Note that there is a path compression in the find function.
The time complexity of one operation in UnionFind with N elements and path compression only is amortized O(logN).
class UnionFind {
vector<int> id;
public:
UnionFind(int n) : id(n) {
iota(begin(id), end(id), 0);
}
int find(int a) {
return id[a] == a ? a : (id[a] = find(id[a]));
}
void connect(int a, int b) {
id[find(a)] = find(b);
}
bool connected(int a, int b) {
return find(a) == find(b);
}
};
Get Size of Union
We can use a size array to keep track of the size of each union.

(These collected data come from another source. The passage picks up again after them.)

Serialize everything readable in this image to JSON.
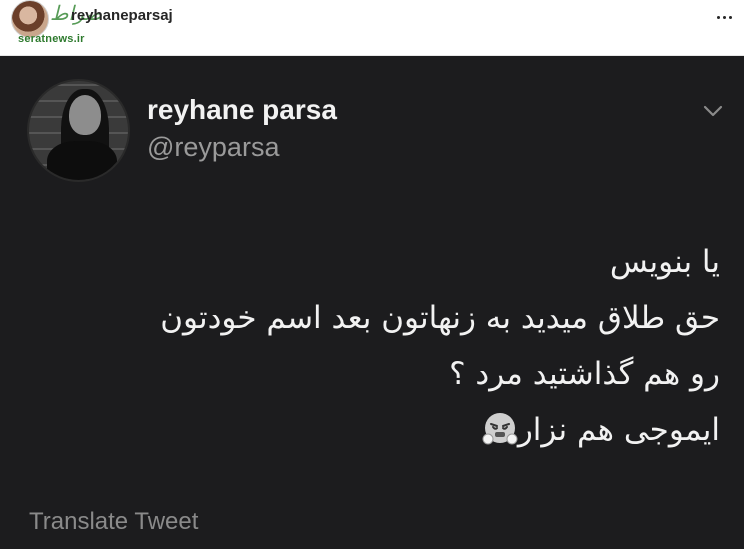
{
  "instagram": {
    "username": "reyhaneparsaj",
    "watermark": "seratnews.ir",
    "watermark_script": "صراط"
  },
  "tweet": {
    "display_name": "reyhane parsa",
    "handle": "@reyparsa",
    "lines": [
      "یا بنویس",
      "حق طلاق میدید به زنهاتون بعد اسم خودتون",
      "رو هم گذاشتید مرد ؟",
      "ایموجی هم نزار"
    ],
    "emoji": "face-with-steam-icon",
    "translate_label": "Translate Tweet"
  },
  "icons": {
    "more": "more-horizontal-icon",
    "chevron": "chevron-down-icon"
  },
  "colors": {
    "tweet_background": "#1c1c1e",
    "tweet_text": "#f2f2f2",
    "secondary_text": "#9a9a9a"
  }
}
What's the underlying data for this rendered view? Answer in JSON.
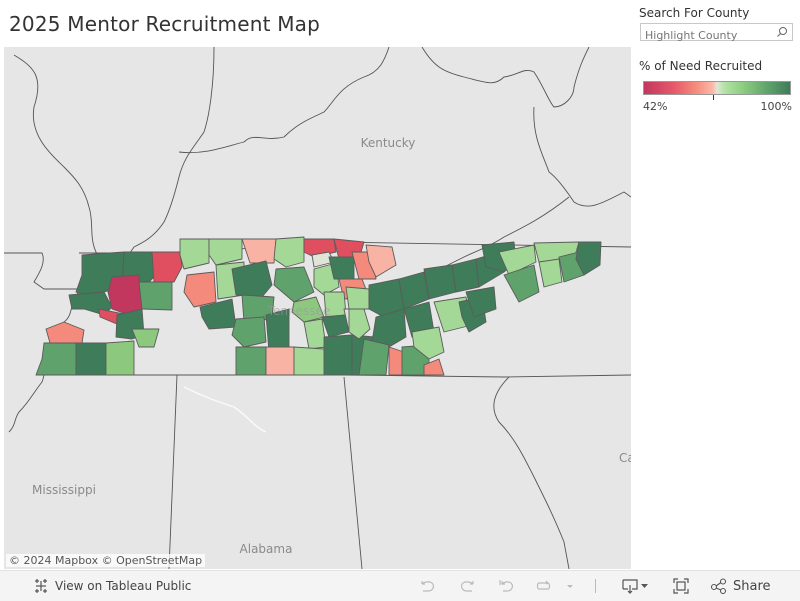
{
  "title": "2025 Mentor Recruitment Map",
  "search": {
    "label": "Search For County",
    "placeholder": "Highlight County",
    "icon": "search-icon"
  },
  "legend": {
    "title": "% of Need Recruited",
    "min_label": "42%",
    "max_label": "100%",
    "min": 42,
    "max": 100,
    "colors": [
      "#c2375e",
      "#f48a7c",
      "#e4e4d8",
      "#8ccc80",
      "#3f7c5a"
    ]
  },
  "map": {
    "place_labels": [
      "Kentucky",
      "Tennessee",
      "Mississippi",
      "Alabama",
      "Ca"
    ],
    "attribution": "© 2024 Mapbox  © OpenStreetMap",
    "county_colors": {
      "dark_red": "#c2375e",
      "red": "#e04f5f",
      "salmon": "#f48a7c",
      "light_salmon": "#f8b3a5",
      "neutral": "#dfe4d6",
      "light_green": "#a4d896",
      "green": "#8cc97f",
      "mid_green": "#5fa26c",
      "dark_green": "#3f7c5a",
      "none": "#e3e3e3"
    }
  },
  "toolbar": {
    "view_on_public": "View on Tableau Public",
    "share": "Share",
    "undo": "undo-icon",
    "redo": "redo-icon",
    "revert": "revert-icon",
    "refresh": "refresh-icon",
    "download": "download-icon",
    "fullscreen": "fullscreen-icon"
  }
}
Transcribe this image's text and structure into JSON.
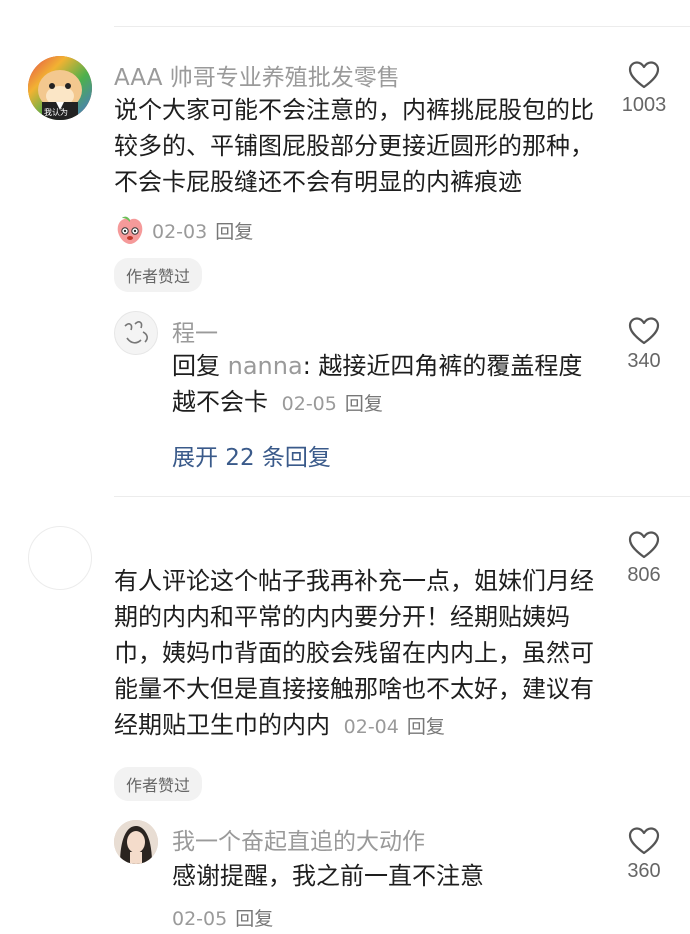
{
  "comments": [
    {
      "username": "AAA 帅哥专业养殖批发零售",
      "avatar_caption": "我认为",
      "text": "说个大家可能不会注意的，内裤挑屁股包的比较多的、平铺图屁股部分更接近圆形的那种，不会卡屁股缝还不会有明显的内裤痕迹",
      "sticker_icon": "peach-emoji-icon",
      "date": "02-03",
      "reply_label": "回复",
      "likes": "1003",
      "author_badge": "作者赞过",
      "sub_reply": {
        "username": "程一",
        "prefix": "回复",
        "target_user": "nanna",
        "text": ": 越接近四角裤的覆盖程度越不会卡",
        "date": "02-05",
        "reply_label": "回复",
        "likes": "340"
      },
      "expand_label": "展开 22 条回复"
    },
    {
      "username": "",
      "text": "有人评论这个帖子我再补充一点，姐妹们月经期的内内和平常的内内要分开！经期贴姨妈巾，姨妈巾背面的胶会残留在内内上，虽然可能量不大但是直接接触那啥也不太好，建议有经期贴卫生巾的内内",
      "date": "02-04",
      "reply_label": "回复",
      "likes": "806",
      "author_badge": "作者赞过",
      "sub_reply": {
        "username": "我一个奋起直追的大动作",
        "text": "感谢提醒，我之前一直不注意",
        "date": "02-05",
        "reply_label": "回复",
        "likes": "360"
      }
    }
  ],
  "colors": {
    "link": "#3a5a8a",
    "muted": "#9a9a9a",
    "badge_bg": "#f2f2f2"
  }
}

cnt keeps track of the number of unions.
class UnionFind {
vector<int> id, size;
int cnt;
public:
UnionFind(int n) : id(n), size(n, 1), cnt(n) {
iota(begin(id), end(id), 0);
}
int find(int a) {
return id[a] == a ? a : (id[a] = find(id[a]));
}
void connect(int a, int b) {
int x = find(a), y = find(b);
if (x == y) return;
id[x] = y;
size[y] += size[x];
--cnt;
}
bool connected(int a, int b) { return find(a) == find(b); }
int getSize(int a) { return size[find(a)]; }
int getCount() { return cnt; }
};
Merge using Rank
The time complexity of one operation in UnionFind with N elements, path compression and union by rank is amortized O(alpha(N)) where alpha(N) is the inverse function of Ackermann function. Note that O(alpha(N)) is even more efficient than O(logN).
class UnionFind {
vector<int> id, rank;
int cnt; // `cnt` is the number of connected components in the graph
public:
UnionFind(int n) : id(n), rank(n, 0), cnt(n) {
iota(begin(id), end(id), 0);
}
int find(int a) {
return id[a] == a ? a : (id[a] = find(id[a]));
}
void connect(int i, int j) {
int p = find(i), q = find(j);
if (p == q) return;
if (rank[p] > rank[q]) id[q] = p; // always use the node with GREATER rank as the root
else {
id[p] = q;
if (rank[p] == rank[q]) rank[q]++;
}
--cnt;
}
bool connected(int i, int j) { return find(i) == find(j); }
int getCount() { return cnt; }
};
Problems
Static Connection
Dynamic Connection
Involves multiple steps to build the connection gradually.
Back in Time
Since Union Find can only BUILD connection gradually, when we see problems that BREAK connection gradually with multiple steps, we can traverse the steps in reverse order so as to BUILD the connections gradually.